Een vierde Turks-Nederlandse tieners leeft zonder vader

Turks.nl Redactie

Tussen 1997 en 2017 is het percentage vijftienjarigen dat niet gezamenlijk met beide ouders op hetzelfde adres woont, gestegen van 20 naar 30. Kinderen van ongehuwde ouders lopen een groter risico dat hun ouders uit elkaar gaan dan kinderen van gehuwde ouders. Dat meldt het CBS.

In 2017 woonden 3 van de 10 vijftienjarige kinderen niet gezamenlijk met beide ouders. In 1997 gold dat voor 2 van de 10 vijftienjarigen. In verreweg de meeste gevallen was een scheiding van de ouders de oorzaak. Bij minder dan 5 procent van de vijftienjarigen in niet-intacte gezinnen was een of beide ouders overleden.

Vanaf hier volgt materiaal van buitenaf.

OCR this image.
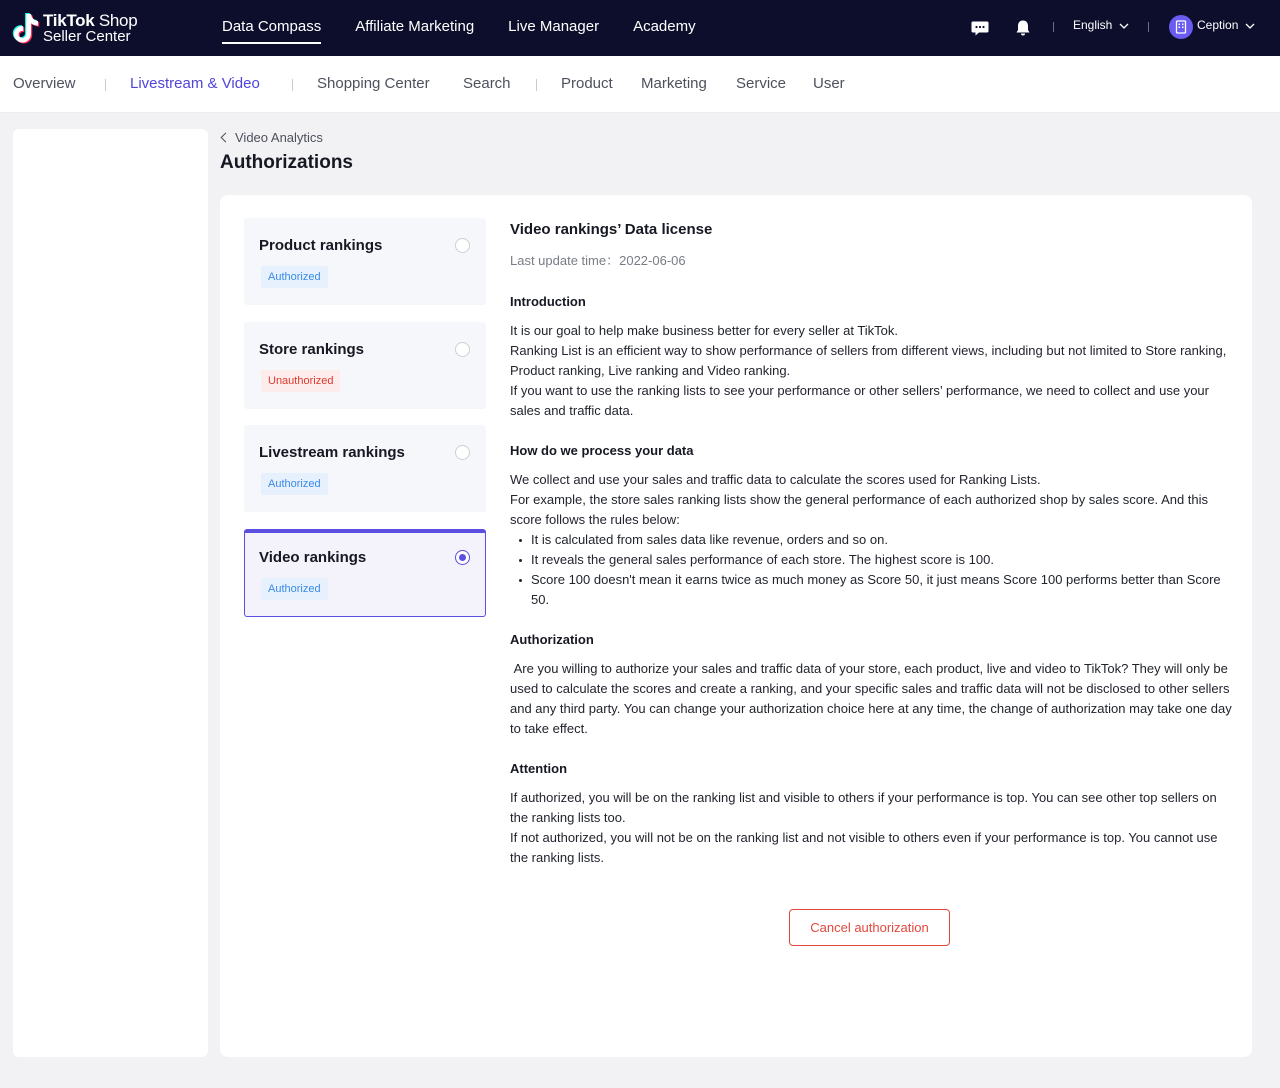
TikTok Shop
Seller Center
Data Compass	Affiliate Marketing	Live Manager	Academy	English	Ception
Overview	Livestream & Video	Shopping Center Search	Product Marketing Service User
Video Analytics
Authorizations
Product rankings
Authorized
Store rankings
Unauthorized
Livestream rankings
Authorized
Video rankings
Authorized
Video rankings’ Data license
Last update time：2022-06-06
Introduction
It is our goal to help make business better for every seller at TikTok.
Ranking List is an efficient way to show performance of sellers from different views, including but not limited to Store ranking, Product ranking, Live ranking and Video ranking.
If you want to use the ranking lists to see your performance or other sellers’ performance, we need to collect and use your sales and traffic data.
How do we process your data
We collect and use your sales and traffic data to calculate the scores used for Ranking Lists.
For example, the store sales ranking lists show the general performance of each authorized shop by sales score. And this score follows the rules below:
It is calculated from sales data like revenue, orders and so on.
It reveals the general sales performance of each store. The highest score is 100.
Score 100 doesn't mean it earns twice as much money as Score 50, it just means Score 100 performs better than Score 50.
Authorization
Are you willing to authorize your sales and traffic data of your store, each product, live and video to TikTok? They will only be used to calculate the scores and create a ranking, and your specific sales and traffic data will not be disclosed to other sellers and any third party. You can change your authorization choice here at any time, the change of authorization may take one day to take effect.
Attention
If authorized, you will be on the ranking list and visible to others if your performance is top. You can see other top sellers on the ranking lists too.
If not authorized, you will not be on the ranking list and not visible to others even if your performance is top. You cannot use the ranking lists.
Cancel authorization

In 2016 maakten meer dan 53 duizend kinderen mee dat hun ouders uit elkaar gingen. Bij 33 duizend kinderen betrof het een echtscheiding en bij 20 duizend kinderen waren de ouders niet getrouwd. Hoewel het aantal kinderen dat jaarlijks betrokken is bij een echtscheiding al twee decennia tamelijk stabiel is, is het percentage van de kinderen dat niet gezamenlijk met beide ouders woont toegenomen.

Turkse Nederlanders

Van de vijftienjarigen met een moeder van Turkse of Marokkaanse herkomst woont ongeveer drie kwart nog gezamenlijk met beide ouders. Dit is nagenoeg gelijk aan kinderen van een moeder zonder migratieachtergrond.

Grofweg een kwart (23,3%) van de Turks-Nederlandse vijftienjarigen leeft dus zonder vader. Bij Nederlanders van Surinaamse- en Antiliaanse afkomst ligt dat percentage dicht bij de helft. Slechts 1,8% van de Turks-Nederlandse vijftienjarigen leeft alleen met hun vader en niet met hun moeder.

Het overgrote deel van 74,9% van de Turks-Nederlandse vijftienjarigen leeft met hun beide ouders. Dat staat ongeveer gelijk aan de percentages bij de Marokkaans-Nederlandse vijftienjarigen.